L'analisi della gara giocata dagli Azzurri.

Andiamo avanti. Ed è l’unica cosa che conta, aspettando con il fiato sospeso il vero spareggio per il Mondiale. Metà del lavoro è stato fatto bene. E metà partita anche, perché nel 2-0 sull’Irlanda del Nord ci sono due versioni da raccontare: la nazionale impastata nel gioco e impaurita nella testa del primo tempo; poi la squadra slanciata e risollevata del secondo.


LA RETROGUARDIA

Cautela nei commenti sui singoli. Eccoli. Donnarumma “senza voto”, come si diceva prima del fantacalcio: mai veramente impegnato e impreciso solo una volta con i piedi. Mancini con tanta foga e poca lucidità, grinta esagerata anche quando superflua. Bastoni irriconoscibile nel primo tempo: arruffone e litigioso, oltre che impallato da centrale. Poi ammonito nella ripresa e quindi giustamente sostituito da Gatti, bentornato in azzurro. Calafiori meglio rispetto ai compagni di reparto, anche se non raffinato nella partnership mancina con Dimarco.

LA MEDIANA

A centrocampo, sgasato sulla fascia destra, un Politano abbastanza opaco, cioè in versione campionato. La stessa versione di Barella, volenteroso ma senza inserimenti, anche perché imprigionato da una forma che gli manca ormai da mesi.
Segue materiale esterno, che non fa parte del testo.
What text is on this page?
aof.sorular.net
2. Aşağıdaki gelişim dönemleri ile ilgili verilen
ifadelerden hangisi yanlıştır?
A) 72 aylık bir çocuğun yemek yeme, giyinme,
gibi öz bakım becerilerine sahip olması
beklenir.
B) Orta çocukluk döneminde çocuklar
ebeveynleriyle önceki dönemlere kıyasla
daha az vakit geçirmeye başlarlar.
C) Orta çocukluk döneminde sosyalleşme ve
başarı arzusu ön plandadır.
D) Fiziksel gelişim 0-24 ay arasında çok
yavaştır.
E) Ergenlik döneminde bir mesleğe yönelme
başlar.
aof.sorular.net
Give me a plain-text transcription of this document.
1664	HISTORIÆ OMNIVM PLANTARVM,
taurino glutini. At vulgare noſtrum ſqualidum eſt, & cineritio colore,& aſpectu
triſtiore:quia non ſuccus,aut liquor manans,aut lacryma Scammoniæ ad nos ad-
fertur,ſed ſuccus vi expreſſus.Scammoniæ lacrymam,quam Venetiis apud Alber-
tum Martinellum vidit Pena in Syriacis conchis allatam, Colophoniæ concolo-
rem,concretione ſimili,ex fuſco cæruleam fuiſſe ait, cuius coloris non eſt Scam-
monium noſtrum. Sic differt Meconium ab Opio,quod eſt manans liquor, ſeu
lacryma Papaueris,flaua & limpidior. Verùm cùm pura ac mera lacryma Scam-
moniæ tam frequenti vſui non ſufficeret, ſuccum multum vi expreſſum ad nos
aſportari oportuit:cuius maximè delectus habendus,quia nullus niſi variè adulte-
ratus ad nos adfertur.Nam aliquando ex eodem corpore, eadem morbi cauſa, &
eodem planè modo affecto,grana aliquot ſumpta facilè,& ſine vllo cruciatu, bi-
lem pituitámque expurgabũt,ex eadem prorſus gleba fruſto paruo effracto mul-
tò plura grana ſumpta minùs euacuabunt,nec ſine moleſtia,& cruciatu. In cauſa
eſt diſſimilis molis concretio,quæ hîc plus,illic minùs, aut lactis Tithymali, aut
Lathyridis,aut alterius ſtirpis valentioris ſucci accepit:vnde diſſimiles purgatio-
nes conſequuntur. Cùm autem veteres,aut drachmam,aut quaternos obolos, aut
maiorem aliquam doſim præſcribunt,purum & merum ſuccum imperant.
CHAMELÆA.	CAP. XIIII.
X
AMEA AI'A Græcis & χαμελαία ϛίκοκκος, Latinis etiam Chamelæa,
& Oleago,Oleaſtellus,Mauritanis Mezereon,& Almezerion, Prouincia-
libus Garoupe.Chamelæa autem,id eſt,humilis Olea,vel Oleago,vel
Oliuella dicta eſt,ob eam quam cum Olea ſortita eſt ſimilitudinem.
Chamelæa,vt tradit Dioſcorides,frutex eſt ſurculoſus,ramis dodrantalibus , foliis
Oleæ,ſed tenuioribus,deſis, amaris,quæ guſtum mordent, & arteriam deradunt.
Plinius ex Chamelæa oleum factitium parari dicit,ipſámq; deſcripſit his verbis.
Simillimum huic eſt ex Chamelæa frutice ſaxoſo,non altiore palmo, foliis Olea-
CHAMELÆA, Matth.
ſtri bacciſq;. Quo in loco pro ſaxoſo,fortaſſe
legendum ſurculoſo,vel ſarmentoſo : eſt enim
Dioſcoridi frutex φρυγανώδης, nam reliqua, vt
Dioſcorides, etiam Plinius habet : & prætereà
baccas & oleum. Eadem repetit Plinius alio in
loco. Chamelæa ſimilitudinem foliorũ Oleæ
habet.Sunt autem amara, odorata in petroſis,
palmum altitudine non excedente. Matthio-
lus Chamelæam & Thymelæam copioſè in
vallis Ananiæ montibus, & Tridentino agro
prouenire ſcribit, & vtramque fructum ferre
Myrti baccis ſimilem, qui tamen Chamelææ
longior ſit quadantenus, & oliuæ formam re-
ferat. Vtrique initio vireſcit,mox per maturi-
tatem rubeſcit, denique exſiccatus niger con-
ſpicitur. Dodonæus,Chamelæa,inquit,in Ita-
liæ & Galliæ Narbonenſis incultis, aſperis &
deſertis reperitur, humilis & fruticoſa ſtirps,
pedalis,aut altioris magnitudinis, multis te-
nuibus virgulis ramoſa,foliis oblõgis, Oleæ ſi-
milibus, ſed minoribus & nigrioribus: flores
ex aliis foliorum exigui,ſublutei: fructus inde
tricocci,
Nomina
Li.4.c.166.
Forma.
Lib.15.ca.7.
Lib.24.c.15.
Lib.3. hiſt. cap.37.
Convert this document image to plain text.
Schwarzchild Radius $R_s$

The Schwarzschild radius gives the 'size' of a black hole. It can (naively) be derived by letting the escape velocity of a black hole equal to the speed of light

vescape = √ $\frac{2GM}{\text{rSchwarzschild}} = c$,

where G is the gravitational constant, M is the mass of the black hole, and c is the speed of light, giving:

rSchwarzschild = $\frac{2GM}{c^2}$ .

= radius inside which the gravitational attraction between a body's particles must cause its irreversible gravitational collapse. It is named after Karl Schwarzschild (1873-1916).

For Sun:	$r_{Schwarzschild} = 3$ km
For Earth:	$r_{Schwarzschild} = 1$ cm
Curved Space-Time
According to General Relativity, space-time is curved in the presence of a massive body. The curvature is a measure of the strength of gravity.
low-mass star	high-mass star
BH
Grande equivoco Locatelli da regista di rottura, in una partita in cui sarebbe servito un regista dal passaggio profondo o dal lancio coinvolgente per le punte. Tonali con tanta personalità e discreta creatività nel primo tempo, poi esuberante nella ripresa dal goal scaccia-paura in poi.

L'ATTACCO

In avanti potente, anzi prepotente Kean: spesso fuori misura, ma incute sempre paura agli avversari, di ogni livello. E nel secondo tempo è trascinante anche prima del goal, di pura tecnica. Latitante invece Retegui, per nulla in fiducia nelle iniziative personali, poco assistito a centro area e decisamente imbolsito nella condizione atletica, come evidenziato senza pietà nell’occasione sprecata a inizio secondo tempo. Molto meglio Pio Esposito, subentrato dopo un’ora di sofferenza per l’italo-argentino.

FORZA E FIDUCIA

Alla fine spazio anche per il debuttante Palestra al posto di Politano (peraltro cresciuto nella ripresa) e il quasi debuttante Pisilli, premiato per l’eccellente stagione nella Roma. E andiamo avanti. Con più forza e fiducia verso il vero spareggio per andare al Mondiale.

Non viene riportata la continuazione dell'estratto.